User:IssaRice/Computability and logic/Sipser's quine in Python

Michael Sipser's Introduction to the Theory of Computation describes a quine using Turing machines.

Here is an implementation of the machine SELF.

TAPE = ""

def Q():
    global TAPE
    TAPE = 'TAPE = "' + TAPE.replace("\n", "\\n") + '"\n'

# A
TAPE = "M = TAPE\nQ()\nTAPE += M"

# B
M = TAPE
Q()
TAPE += M

The output is:

>>> import quine
>>> print(quine.TAPE)
TAPE = "M = TAPE\nQ()\nTAPE += M"
M = TAPE
Q()
TAPE += M

This implementation is complicated by several aspects of the Python programming language:

• Python distinguishes between printing and returning, whereas Sipser's model of Turing machines just has an output tape.
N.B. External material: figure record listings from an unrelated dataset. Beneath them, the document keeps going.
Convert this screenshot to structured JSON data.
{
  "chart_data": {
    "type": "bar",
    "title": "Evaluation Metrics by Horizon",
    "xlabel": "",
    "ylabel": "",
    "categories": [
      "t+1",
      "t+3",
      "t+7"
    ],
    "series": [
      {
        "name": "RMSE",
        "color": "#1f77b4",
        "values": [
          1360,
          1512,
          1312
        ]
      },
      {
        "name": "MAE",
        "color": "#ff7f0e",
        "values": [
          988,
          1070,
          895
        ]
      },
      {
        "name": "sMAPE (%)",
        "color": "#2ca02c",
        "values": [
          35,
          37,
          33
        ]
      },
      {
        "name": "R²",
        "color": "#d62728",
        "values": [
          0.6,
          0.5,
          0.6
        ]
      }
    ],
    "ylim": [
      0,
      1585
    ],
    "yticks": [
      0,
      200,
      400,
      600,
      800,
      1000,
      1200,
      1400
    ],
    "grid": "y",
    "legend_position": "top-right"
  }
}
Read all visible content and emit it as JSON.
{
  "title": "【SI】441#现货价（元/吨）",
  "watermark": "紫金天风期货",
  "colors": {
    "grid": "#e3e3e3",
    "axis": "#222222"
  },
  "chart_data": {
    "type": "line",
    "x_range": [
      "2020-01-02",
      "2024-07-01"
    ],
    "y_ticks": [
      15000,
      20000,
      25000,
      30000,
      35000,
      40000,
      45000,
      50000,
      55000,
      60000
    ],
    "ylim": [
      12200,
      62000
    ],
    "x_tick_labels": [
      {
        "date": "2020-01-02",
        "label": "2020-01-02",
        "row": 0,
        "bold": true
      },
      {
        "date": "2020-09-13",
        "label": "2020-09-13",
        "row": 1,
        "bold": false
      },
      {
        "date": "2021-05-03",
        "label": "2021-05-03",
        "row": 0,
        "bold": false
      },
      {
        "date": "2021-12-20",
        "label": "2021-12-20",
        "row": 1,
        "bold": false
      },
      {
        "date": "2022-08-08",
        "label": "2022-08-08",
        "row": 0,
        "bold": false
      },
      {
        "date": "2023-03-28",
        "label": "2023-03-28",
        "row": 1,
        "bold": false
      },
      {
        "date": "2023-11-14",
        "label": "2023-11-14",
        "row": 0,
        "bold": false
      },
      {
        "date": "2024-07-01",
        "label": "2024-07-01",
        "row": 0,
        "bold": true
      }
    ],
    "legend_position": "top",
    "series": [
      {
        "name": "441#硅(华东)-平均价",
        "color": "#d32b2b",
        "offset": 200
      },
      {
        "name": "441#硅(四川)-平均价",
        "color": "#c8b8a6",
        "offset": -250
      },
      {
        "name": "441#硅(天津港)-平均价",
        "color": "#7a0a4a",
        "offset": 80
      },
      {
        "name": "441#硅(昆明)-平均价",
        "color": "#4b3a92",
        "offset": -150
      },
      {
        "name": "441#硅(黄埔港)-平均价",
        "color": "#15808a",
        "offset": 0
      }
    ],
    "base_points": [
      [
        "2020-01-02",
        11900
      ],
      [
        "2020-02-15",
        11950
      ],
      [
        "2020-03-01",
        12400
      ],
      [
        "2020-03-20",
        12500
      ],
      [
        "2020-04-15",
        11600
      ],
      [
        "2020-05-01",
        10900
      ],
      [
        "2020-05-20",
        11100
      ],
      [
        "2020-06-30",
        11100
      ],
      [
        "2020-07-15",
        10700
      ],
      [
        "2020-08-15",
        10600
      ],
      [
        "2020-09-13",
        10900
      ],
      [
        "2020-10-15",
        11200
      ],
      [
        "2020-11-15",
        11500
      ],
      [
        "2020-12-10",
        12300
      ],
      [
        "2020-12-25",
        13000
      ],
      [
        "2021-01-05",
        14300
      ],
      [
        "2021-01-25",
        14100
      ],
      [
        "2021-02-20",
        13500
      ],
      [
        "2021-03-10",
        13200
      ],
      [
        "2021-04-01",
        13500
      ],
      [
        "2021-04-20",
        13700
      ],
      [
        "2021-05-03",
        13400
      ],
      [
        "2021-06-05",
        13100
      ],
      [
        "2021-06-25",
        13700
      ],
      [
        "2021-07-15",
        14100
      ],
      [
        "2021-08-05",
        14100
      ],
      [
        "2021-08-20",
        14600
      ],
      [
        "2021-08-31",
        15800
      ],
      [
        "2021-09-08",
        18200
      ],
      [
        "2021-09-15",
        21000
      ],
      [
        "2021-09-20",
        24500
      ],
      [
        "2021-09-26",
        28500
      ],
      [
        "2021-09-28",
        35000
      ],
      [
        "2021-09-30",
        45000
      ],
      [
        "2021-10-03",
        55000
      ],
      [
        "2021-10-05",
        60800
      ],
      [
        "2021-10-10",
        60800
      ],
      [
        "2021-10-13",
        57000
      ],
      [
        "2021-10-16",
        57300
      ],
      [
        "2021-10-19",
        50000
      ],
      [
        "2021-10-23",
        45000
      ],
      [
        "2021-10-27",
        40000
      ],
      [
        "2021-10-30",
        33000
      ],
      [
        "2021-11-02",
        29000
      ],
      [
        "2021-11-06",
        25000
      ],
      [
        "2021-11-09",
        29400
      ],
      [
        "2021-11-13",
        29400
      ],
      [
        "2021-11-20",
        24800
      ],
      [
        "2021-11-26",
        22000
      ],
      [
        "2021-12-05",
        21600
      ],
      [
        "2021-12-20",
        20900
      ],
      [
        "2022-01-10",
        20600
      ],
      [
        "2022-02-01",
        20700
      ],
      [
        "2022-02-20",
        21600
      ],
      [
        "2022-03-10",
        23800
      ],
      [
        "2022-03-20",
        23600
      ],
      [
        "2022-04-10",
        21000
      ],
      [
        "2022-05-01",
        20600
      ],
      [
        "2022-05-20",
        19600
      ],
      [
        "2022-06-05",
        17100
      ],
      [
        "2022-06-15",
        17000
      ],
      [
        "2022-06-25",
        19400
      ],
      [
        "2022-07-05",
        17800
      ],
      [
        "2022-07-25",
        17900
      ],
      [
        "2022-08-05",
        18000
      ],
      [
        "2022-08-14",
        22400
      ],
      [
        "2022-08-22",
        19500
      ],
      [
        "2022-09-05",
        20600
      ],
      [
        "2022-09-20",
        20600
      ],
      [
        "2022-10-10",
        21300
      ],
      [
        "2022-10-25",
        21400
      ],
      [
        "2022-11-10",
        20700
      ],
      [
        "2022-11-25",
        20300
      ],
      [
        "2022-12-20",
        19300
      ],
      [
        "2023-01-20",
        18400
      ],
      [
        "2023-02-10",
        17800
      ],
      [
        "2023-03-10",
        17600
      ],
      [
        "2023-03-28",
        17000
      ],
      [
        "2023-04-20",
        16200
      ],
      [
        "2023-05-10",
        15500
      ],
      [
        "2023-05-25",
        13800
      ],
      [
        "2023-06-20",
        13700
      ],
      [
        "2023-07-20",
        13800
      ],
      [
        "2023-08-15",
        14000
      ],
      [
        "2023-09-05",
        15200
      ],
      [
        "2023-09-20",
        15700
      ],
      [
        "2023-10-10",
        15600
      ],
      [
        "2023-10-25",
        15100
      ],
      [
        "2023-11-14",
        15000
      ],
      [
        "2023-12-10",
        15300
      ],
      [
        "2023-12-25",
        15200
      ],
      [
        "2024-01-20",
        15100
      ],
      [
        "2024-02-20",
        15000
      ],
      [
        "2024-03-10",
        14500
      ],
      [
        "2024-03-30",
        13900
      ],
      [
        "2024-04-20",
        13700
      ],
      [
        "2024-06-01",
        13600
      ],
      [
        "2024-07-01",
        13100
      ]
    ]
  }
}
Thus, in Sipser's quine, part A can just run and leave things on the tape for part B to use, whereas this sort of thing isn't automatic in Python (if we used separate methods for A and B, then we would have to pass the output of A to B, by e.g. calling B(A())). To emulate this behavior, we use a global variable TAPE where each part reads from and writes to.
• Python has local and global variables, so in the method Q we must explicitly declare global TAPE.

The above is not exactly a quine because the definition of Q was not printed. This isn't too hard to fix but is somewhat annoying.